Yes for stable quality gates and critical workflows. Use a fast smoke suite on every pull request and a larger benchmark suite on scheduled runs or high-risk changes.

Which metrics should run in CI?

For RAG applications, start with faithfulness, answer relevancy, context precision, and context recall. Gate on individual metrics instead of only using an average score.

How do I keep CI evals fast?

Run a small representative subset on each pull request, cache generated application responses where possible, and run full suites on schedules or merges to main.

How to Run LLM Evals in CI/CD

Short answer

Run a small eval suite on every pull request, gate on metric thresholds, and run a full benchmark on merges or schedules. Treat prompts, retrieval settings, and model changes as production code changes.

What belongs in CI

CI should catch obvious regressions quickly. It does not need to prove your entire AI system is perfect. The right pull request suite is small, representative, and strict enough to block dangerous changes.

20 to 50 examples for fast pull request feedback.
Stable examples that cover high-value workflows.
Per-metric thresholds, not only average scores.
Segment-level checks for critical query categories.
A larger scheduled suite for deeper coverage.

Recommended workflow

Generate application responses for your eval dataset.
Send user input, response, retrieved context, and reference answers to eval.ninja.
Store the scored result as a CI artifact.
Fail the build if required metrics fall below thresholds.
Compare against the main-branch baseline to catch regressions.

name: RAG Evaluation
on:
  pull_request:
    paths:
      - "src/rag/**"
      - "prompts/**"
      - "evals/**"

jobs:
  evaluate:
    runs-on: ubuntu-latest
    steps:
      - uses: actions/checkout@v4
      - name: Generate eval responses
        run: npm run eval:generate -- --dataset evals/smoke.json
      - name: Score with eval.ninja
        run: |
          curl -X POST https://api.eval.ninja/v1/evaluate \
            -H "Authorization: Bearer ${{ secrets.EVAL_NINJA_KEY }}" \
            -H "Content-Type: application/json" \
            -d @evals/generated-responses.json \
            -o eval-results.json
      - name: Check thresholds
        run: |
          node scripts/check-eval-thresholds.js \
            --results eval-results.json \
            --min-faithfulness 0.85 \
            --min-answer-relevancy 0.80 \
            --max-regression 0.05

Set thresholds by metric

Use metric-specific thresholds because each score means something different. Faithfulness protects against unsupported claims. Context recall protects against missing retrieval evidence. Answer relevancy protects against evasive answers.

{
  "minimums": {
    "faithfulness": 0.85,
    "answer_relevancy": 0.80,
    "context_precision": 0.70,
    "context_recall": 0.80
  },
  "max_regression_from_main": 0.05,
  "required_segments": ["billing", "security", "setup"]
}

Cloud and self-hosted paths

For most teams, the cloud API is the fastest way to add CI gates. For regulated environments, point the same request shape at a self-hosted eval.ninja deployment inside your network. The CI pattern does not change; only the base URL and credentials do.

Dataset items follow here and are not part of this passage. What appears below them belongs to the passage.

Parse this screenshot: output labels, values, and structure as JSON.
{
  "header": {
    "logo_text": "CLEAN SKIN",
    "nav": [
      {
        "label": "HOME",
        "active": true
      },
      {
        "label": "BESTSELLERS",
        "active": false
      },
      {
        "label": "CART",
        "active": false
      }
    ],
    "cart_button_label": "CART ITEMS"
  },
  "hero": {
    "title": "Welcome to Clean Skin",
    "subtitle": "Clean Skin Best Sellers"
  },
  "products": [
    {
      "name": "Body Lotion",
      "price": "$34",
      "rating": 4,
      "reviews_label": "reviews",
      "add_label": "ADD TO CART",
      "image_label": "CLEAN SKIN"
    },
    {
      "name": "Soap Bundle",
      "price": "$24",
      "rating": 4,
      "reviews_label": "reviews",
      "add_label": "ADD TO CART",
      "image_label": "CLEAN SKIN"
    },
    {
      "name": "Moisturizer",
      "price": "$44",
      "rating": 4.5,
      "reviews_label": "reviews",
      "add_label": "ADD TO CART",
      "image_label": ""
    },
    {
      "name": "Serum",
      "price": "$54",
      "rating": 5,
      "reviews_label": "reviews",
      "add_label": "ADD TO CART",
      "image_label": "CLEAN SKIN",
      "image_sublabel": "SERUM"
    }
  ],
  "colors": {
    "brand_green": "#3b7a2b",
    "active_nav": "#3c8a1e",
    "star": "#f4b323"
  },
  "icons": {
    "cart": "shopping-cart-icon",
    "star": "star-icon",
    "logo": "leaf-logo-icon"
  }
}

The CLI is coming soon. Today, the reliable integration path is the REST API.

Common mistakes

Running the full benchmark on every small change

Large suites are useful, but they slow feedback. Use a smoke suite for pull requests and the full dataset for scheduled runs or merges to main.

Only checking the average score

A high average can hide a severe faithfulness regression. Gate on individual metrics and required segments.

Letting nondeterminism fail builds randomly

Pin models where possible, use stable judge configuration, and compare against tolerances instead of expecting exact score equality.